The interesting external form of the Subordinate Courts starts with the planning strategy of putting a pair of courtrooms with judges’ chambers and allied facilities together and articulating them as a distinct volume. At the lower two floors, these distinct volumes are positioned around an octagonal core, which also houses a central atrium and the circulation elements — i.e. staircases, lifts and corridors. At the top two floors, the volumes are organised slightly differently and rotated around the octagonal core to create an external form that has distinct sculptural volumes that overlapped to form an overall interesting massing.

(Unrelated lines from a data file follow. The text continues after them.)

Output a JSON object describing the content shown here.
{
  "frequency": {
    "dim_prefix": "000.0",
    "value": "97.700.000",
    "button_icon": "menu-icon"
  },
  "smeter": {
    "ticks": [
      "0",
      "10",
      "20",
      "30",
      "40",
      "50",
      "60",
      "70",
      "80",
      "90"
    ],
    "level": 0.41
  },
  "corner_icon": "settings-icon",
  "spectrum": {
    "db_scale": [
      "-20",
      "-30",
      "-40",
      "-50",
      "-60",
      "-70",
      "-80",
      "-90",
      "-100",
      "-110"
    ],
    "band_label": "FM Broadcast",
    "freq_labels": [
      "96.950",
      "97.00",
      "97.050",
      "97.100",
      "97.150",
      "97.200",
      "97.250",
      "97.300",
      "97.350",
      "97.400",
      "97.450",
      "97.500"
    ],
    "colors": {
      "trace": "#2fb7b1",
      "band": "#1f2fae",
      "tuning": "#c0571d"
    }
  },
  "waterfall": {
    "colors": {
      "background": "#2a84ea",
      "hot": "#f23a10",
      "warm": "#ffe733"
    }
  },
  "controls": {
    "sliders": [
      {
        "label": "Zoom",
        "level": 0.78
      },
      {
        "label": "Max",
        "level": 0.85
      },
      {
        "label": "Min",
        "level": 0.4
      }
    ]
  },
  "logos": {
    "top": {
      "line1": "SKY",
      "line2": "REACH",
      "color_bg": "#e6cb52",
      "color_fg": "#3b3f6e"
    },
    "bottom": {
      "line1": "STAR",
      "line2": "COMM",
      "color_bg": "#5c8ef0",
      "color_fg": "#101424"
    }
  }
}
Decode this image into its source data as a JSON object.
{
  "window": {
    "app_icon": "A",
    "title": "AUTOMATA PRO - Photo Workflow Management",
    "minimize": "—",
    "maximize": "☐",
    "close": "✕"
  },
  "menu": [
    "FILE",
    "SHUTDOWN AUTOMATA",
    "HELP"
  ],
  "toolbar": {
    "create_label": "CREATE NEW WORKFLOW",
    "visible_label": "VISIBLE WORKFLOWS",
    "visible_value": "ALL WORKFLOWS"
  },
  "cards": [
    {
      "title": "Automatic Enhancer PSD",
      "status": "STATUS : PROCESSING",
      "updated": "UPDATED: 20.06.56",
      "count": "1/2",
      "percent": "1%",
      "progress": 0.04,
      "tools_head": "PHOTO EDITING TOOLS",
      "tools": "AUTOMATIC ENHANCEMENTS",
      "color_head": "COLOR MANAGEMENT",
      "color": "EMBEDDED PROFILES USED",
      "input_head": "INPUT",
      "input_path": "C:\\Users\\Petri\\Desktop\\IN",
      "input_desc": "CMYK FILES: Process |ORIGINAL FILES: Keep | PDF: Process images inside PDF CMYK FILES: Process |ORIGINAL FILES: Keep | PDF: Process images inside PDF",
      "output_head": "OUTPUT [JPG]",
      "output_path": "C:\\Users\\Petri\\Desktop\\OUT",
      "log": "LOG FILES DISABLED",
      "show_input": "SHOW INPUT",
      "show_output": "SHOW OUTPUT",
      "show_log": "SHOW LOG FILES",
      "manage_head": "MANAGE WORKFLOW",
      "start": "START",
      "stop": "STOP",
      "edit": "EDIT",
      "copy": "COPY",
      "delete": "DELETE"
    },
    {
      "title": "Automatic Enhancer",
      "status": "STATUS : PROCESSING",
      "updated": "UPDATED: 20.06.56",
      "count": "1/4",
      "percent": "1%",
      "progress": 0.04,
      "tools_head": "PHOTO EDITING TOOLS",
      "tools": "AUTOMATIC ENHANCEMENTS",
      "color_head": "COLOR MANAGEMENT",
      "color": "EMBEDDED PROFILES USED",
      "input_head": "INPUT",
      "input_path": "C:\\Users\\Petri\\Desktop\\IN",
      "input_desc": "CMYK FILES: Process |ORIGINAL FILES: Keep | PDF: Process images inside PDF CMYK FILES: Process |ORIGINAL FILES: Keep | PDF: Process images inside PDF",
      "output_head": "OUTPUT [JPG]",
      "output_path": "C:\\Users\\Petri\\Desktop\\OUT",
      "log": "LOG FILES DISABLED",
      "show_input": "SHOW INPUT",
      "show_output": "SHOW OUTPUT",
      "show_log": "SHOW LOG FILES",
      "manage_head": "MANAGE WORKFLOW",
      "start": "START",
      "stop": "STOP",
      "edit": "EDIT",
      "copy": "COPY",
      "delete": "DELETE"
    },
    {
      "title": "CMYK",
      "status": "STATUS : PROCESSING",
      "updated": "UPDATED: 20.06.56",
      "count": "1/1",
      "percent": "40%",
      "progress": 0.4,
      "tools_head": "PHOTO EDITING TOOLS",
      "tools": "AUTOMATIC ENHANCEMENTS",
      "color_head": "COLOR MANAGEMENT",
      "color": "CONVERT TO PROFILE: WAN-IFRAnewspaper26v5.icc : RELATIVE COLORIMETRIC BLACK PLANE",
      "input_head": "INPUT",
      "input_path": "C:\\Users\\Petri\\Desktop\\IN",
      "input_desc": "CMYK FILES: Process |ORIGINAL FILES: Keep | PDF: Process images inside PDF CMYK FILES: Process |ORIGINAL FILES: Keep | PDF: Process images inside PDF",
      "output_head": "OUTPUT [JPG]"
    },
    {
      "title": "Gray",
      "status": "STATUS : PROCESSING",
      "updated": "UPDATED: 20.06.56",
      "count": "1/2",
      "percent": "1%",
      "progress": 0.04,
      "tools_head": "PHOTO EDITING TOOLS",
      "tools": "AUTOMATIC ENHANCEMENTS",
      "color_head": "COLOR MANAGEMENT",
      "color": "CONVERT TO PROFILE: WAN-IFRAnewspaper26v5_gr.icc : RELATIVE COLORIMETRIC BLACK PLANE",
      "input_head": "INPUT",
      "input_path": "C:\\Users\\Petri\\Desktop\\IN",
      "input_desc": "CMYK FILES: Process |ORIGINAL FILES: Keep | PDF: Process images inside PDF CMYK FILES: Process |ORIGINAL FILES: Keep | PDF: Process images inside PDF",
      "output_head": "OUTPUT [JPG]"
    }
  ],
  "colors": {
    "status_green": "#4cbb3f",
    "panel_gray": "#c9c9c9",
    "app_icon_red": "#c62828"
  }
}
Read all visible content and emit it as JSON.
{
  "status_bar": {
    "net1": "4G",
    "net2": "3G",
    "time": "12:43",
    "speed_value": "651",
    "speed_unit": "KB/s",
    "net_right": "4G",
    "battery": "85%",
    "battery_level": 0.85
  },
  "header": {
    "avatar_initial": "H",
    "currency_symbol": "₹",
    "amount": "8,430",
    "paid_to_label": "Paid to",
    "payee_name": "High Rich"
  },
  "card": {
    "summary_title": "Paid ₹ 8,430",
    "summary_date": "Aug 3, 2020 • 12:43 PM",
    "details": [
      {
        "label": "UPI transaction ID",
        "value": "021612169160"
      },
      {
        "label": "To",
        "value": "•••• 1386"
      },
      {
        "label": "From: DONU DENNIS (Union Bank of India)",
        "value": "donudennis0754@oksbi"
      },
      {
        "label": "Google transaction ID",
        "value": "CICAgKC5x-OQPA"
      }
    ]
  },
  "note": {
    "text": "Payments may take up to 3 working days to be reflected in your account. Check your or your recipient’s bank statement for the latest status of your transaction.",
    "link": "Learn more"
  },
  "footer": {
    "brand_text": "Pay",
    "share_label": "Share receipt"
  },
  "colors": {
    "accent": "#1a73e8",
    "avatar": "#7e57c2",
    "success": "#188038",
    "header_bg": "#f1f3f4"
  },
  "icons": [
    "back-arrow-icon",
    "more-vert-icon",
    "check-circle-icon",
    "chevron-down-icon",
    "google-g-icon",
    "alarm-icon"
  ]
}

The design strategies of using an octagon as an organising form and having clearly articulated external volumes could also be found in other Kumpulan Akitek’s works. For instance, in their early residential development Hilltops (completed 1965), 7 individual apartments on each floor were organised around an octagon, which served also as a void open to the sky. Not only was each apartment articulated as a distinct external volume, every apartment also got its own uninterrupted view while also enjoying privacy from the adjacent units.
In another of their residential project — the Highpoint Apartment (1971-74) that is still around — octagons are also used as an organising geometry. In this case, three octagons of different sizes are clustered together to form an apartment with all-round view. Three of these apartments are in turn placed on each floor with long corridors as connectors. The polygonal motif is further accentuated on the exterior by the canted shapes of the balconies and sun-shading volumes. These canted shapes are, however, not just merely motifs. They are introduced to negotiate between the split levels.
What we see in these projects is a certain geometrical rigour and integrated manner of dealing with form, space, structure, functional organisation and experience. These are the rigour and integrated approach that characterise the best of 1960s and 1970s modernist works in Singapore.